Packaging Makes Perfect
116 & West
Over the last 10 years, I’ve had many packaging projects cross my desk—from beer and wine labels to pickle jars and beard grease tins. Packaging design can be extremely challenging due to the number of restrictions and parameters that may need to be addressed, but it can also be very rewarding to see the final package and product hit the shelves.
Starting with the details
Here are things that need to be considered before starting:
- The shape and size of the packaging needed to accommodate the product.
- Folds, perforations, openings and adhesive areas to account for in the design.
- Packaging materials suited for your product (durability, water resistant, UV protection).
- Finding a commercial printer and material source that can accommodate desired packaging costs and templates needed to complete the project.
- Information and text required to appear on the packaging (i.e., bar codes, government warnings, container contents, ingredients and or instructions).
- Shelf or display space that is allotted for the product in the market.
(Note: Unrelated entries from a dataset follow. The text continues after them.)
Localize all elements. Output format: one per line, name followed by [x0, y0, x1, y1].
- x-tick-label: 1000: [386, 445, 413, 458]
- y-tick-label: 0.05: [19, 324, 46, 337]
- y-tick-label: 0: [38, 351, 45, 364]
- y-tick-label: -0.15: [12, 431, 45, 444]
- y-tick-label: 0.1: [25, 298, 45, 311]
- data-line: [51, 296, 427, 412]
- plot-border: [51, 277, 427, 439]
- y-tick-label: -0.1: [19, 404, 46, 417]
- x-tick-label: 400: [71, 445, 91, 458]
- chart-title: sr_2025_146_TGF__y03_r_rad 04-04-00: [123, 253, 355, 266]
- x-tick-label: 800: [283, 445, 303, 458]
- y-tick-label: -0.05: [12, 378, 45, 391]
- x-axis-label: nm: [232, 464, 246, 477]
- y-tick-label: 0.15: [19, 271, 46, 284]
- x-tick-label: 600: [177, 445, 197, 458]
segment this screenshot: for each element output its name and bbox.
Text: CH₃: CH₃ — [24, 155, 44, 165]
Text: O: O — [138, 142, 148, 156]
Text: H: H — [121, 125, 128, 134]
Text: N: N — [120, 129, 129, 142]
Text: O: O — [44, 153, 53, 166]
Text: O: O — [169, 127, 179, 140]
Getting the design just right
Most of my packaging experience stems from the beer world, designing over 100 beer bottle labels, 10 cans and four different 12-packs for a variety of beer styles.
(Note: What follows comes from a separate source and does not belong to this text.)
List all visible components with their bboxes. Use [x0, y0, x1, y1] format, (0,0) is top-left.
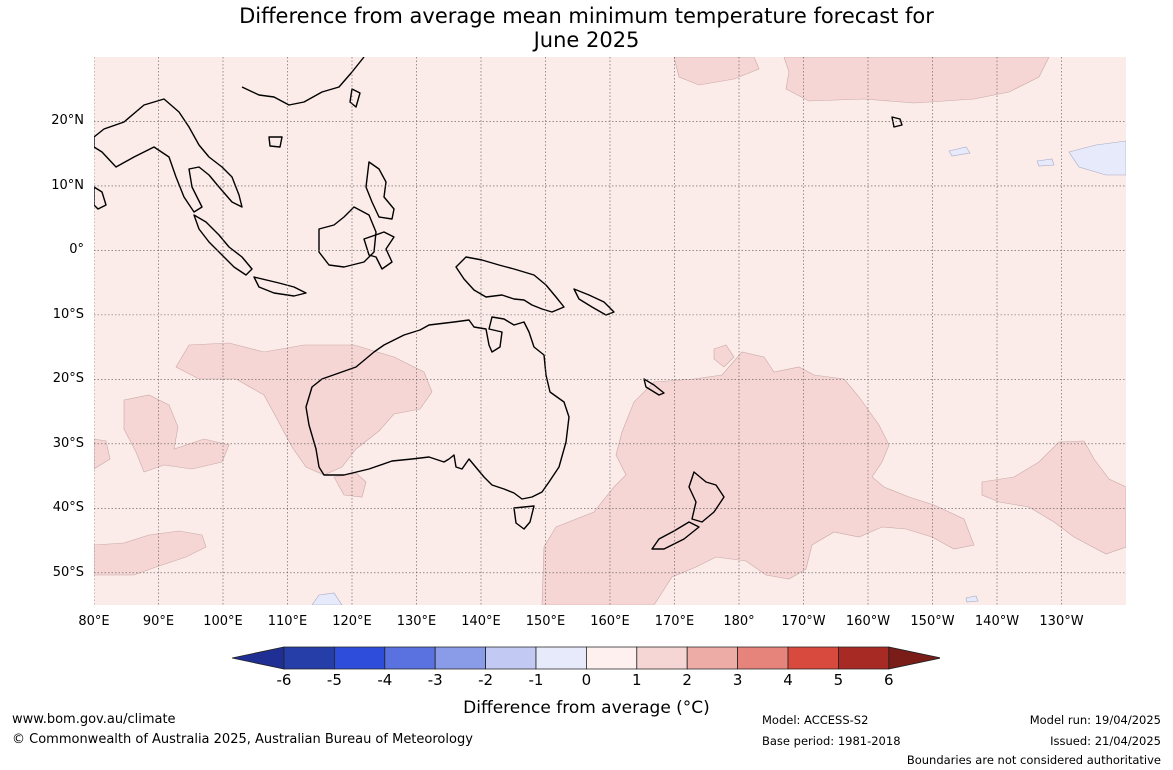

In a very saturated beer market, sticking out on the shelves is a must. Packaging any sort of alcohol requires a lot of attention to government TTB rules (Alcohol and Tobacco Tax and Trade Bureau) for approval.
The most challenging packaging puzzle when it comes to beer is probably the 12-pack box. There are several different templates to choose from depending on how you want your case to bend, fold, stack and carry. Creating a design that works with the folds, edges and cuts can be very difficult and usually takes a few attempts to get it just right.
Good packaging should not only be visually pleasing, but also convey the company’s brand identity, value and standards. Great packaging can sway consumer choices and loyalties and bump up the bottom line, just as poorly designed packaging can deter potential customers and negatively impact a company’s profitability.